When Welker pressed for clarity, Stefanik said she would only commit to certifying the results “if they are constitutional.” She then proceeded to repeat the unfounded and discredited conspiracy theory that the 2020 election was stolen.

Of course, Stefanik’s promotion of the falsehood is unsurprising: The onetime moderate, who at one point called Trump misogynistic, rose to her position as the highest-ranking Republican woman in the House by riding this very wave of election denialism, successfully booting Liz Cheney from the post in the process. And in the hours after the January 6 attack on the US Capitol, Stefanik was one of 147 Republicans who voted to overturn election results. 

But as Welker noted on Sunday, Stefanik’s insistence that the 2020 election was unconstitutional is not based in reality, nor has it found success in the courts. Trump has filed more than 60 lawsuits alleging the election was stolen; each one was found to be without merit. Additionally, two independent firms hired by the Trump campaign to investigate the results found no evidence of wrongdoing.
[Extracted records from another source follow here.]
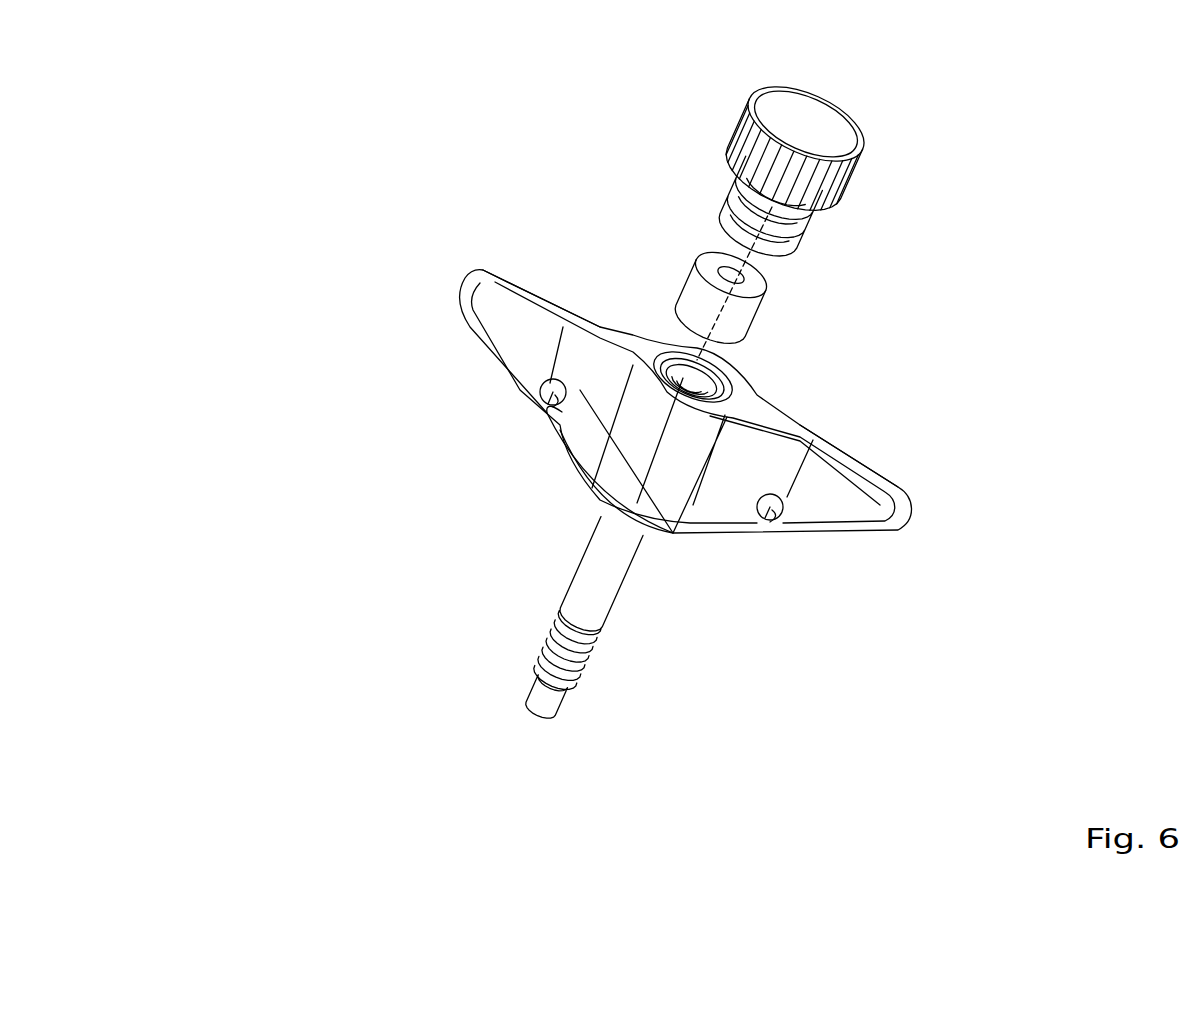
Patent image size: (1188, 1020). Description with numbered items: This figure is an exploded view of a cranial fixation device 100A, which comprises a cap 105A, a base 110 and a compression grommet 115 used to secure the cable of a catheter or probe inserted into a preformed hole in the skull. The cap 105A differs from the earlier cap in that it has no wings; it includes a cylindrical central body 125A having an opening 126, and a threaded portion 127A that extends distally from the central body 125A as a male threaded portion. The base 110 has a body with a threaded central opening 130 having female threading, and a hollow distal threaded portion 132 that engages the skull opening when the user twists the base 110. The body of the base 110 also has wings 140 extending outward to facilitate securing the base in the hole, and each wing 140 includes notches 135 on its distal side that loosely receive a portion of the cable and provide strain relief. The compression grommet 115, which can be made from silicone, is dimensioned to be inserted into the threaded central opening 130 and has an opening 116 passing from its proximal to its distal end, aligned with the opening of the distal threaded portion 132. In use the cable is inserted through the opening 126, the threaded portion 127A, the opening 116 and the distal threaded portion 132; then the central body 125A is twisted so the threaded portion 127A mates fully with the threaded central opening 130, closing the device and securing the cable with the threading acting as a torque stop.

The cranial fixation device 100A is at (440, 292).
The cap 105A is at (862, 183).
The central body 125A is at (730, 135).
The opening 126 is at (803, 138).
The threaded portion 127A is at (800, 232).
The compression grommet 115 is at (742, 320).
The opening 116 is at (740, 274).
The base 110 is at (487, 385).
The threaded central opening 130 is at (677, 370).
The notches 135 is at (565, 400).
The wings 140 is at (730, 510).
The distal threaded portion 132 is at (550, 640).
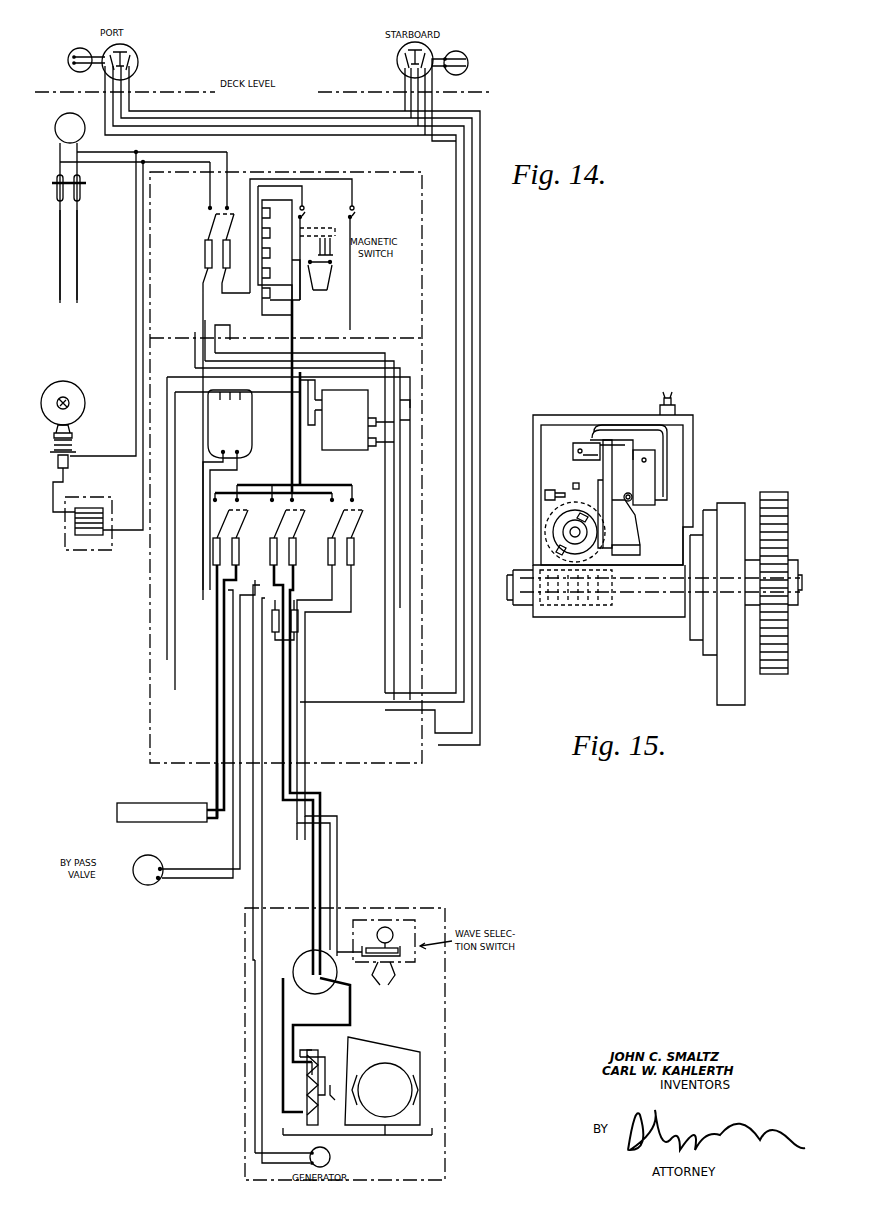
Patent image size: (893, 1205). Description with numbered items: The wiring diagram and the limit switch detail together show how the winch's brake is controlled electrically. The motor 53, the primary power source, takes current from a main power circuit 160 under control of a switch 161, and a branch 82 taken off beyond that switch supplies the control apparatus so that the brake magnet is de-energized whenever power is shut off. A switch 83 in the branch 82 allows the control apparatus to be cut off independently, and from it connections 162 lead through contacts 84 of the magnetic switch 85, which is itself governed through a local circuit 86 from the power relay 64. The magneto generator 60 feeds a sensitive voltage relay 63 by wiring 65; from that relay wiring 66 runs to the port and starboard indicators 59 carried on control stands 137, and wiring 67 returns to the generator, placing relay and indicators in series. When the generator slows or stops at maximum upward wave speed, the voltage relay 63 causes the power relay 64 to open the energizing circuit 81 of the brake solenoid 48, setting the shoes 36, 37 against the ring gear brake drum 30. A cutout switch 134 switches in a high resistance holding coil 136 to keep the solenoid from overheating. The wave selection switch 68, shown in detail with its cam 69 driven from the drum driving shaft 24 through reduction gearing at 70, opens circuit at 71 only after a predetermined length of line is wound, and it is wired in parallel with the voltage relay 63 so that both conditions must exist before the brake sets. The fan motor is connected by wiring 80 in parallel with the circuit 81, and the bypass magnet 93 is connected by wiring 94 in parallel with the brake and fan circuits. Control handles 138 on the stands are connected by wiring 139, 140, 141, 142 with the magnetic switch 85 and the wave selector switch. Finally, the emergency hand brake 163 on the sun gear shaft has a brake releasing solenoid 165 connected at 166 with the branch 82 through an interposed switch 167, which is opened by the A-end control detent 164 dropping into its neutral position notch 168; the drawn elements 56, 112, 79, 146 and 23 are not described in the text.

In FIG. 14, the port cable connector 56 is at (82, 50).
In FIG. 14, the electrical instrument 59 is at (68, 62).
In FIG. 14, the control handle 138 is at (128, 56).
In FIG. 14, the control stand 137 is at (138, 66).
In FIG. 14, the wiring 67 is at (105, 84).
In FIG. 14, the wiring 139 is at (124, 88).
In FIG. 14, the wiring 140 is at (466, 752).
In FIG. 14, the wiring 141 is at (302, 130).
In FIG. 15, the wiring 141 is at (640, 425).
In FIG. 14, the wiring 66 is at (434, 85).
In FIG. 14, the motor 53 is at (58, 120).
In FIG. 14, the branch 82 is at (125, 160).
In FIG. 14, the switch 161 is at (82, 193).
In FIG. 14, the main power circuit 160 is at (70, 255).
In FIG. 14, the connection 166 is at (136, 308).
In FIG. 14, the valve 112 is at (68, 395).
In FIG. 14, the neutral position notch 168 is at (82, 408).
In FIG. 14, the A-end control detent 164 is at (76, 432).
In FIG. 14, the switch 167 is at (72, 466).
In FIG. 14, the brake releasing solenoid 165 is at (75, 532).
In FIG. 14, the emergency hand brake 163 is at (96, 552).
In FIG. 14, the connections 162 is at (250, 182).
In FIG. 14, the switch 83 is at (202, 230).
In FIG. 14, the contacts 84 is at (305, 212).
In FIG. 14, the magnetic switch 85 is at (334, 268).
In FIG. 14, the local circuit 86 is at (350, 352).
In FIG. 14, the voltage relay 63 is at (207, 420).
In FIG. 14, the wiring 65 is at (203, 466).
In FIG. 14, the power relay 64 is at (340, 452).
In FIG. 14, the energizing circuit 81 is at (292, 432).
In FIG. 14, the wiring 94 is at (299, 620).
In FIG. 14, the wiring 80 is at (217, 782).
In FIG. 14, the fan 79 is at (130, 806).
In FIG. 14, the magnet 93 is at (157, 863).
In FIG. 14, the wiring 142 is at (337, 888).
In FIG. 15, the wiring 142 is at (665, 452).
In FIG. 14, the wave selection switch 68 is at (400, 924).
In FIG. 15, the wave selection switch 68 is at (568, 425).
In FIG. 14, the cam 69 is at (378, 930).
In FIG. 15, the cam 69 is at (548, 528).
In FIG. 14, the wave selector switch contacts 71 is at (380, 960).
In FIG. 15, the wave selector switch contacts 71 is at (616, 440).
In FIG. 14, the solenoid 48 is at (300, 1058).
In FIG. 14, the high resistance holding coil 136 is at (303, 1082).
In FIG. 14, the brake shoe 36 is at (420, 1084).
In FIG. 14, the ring gear brake drum 30 is at (385, 1090).
In FIG. 14, the brake shoe 37 is at (385, 1078).
In FIG. 14, the cutout switch 134 is at (332, 1098).
In FIG. 14, the magneto generator 60 is at (331, 1154).
In FIG. 15, the reduction gearing 70 is at (579, 611).
In FIG. 15, the wheel 146 is at (718, 683).
In FIG. 15, the gear 23 is at (775, 492).
In FIG. 15, the drum driving shaft 24 is at (800, 580).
Yet, such facts continue to evade a growing number of Republicans, as well as American voters. As I reported last week, a sobering new Washington Post/University of Maryland poll showed that 36 percent of Americans overall, and 31 percent of Republicans, do not believe President Biden was legitimately elected. 

Stefanik on Sunday went on to continue parroting other Trump talking points, including repeating the former president’s language that the people arrested for their actions on Jan. 6 are “hostages.” She also stood by Trump’s racist claim that migrants are “poisoning the blood of our country,” which, as I wrote last month, scholars say echoes the rhetoric of Adolf Hitler. 

All of this made more sense in the final minutes of the interview when Welker asked Stefanik if she would serve as Trump’s vice presidential nominee if asked. “I, of course, would be honored to serve in any capacity in a Trump administration,” Stefanik replied. 

In other words, she won’t be leaving Trump’s side anytime soon.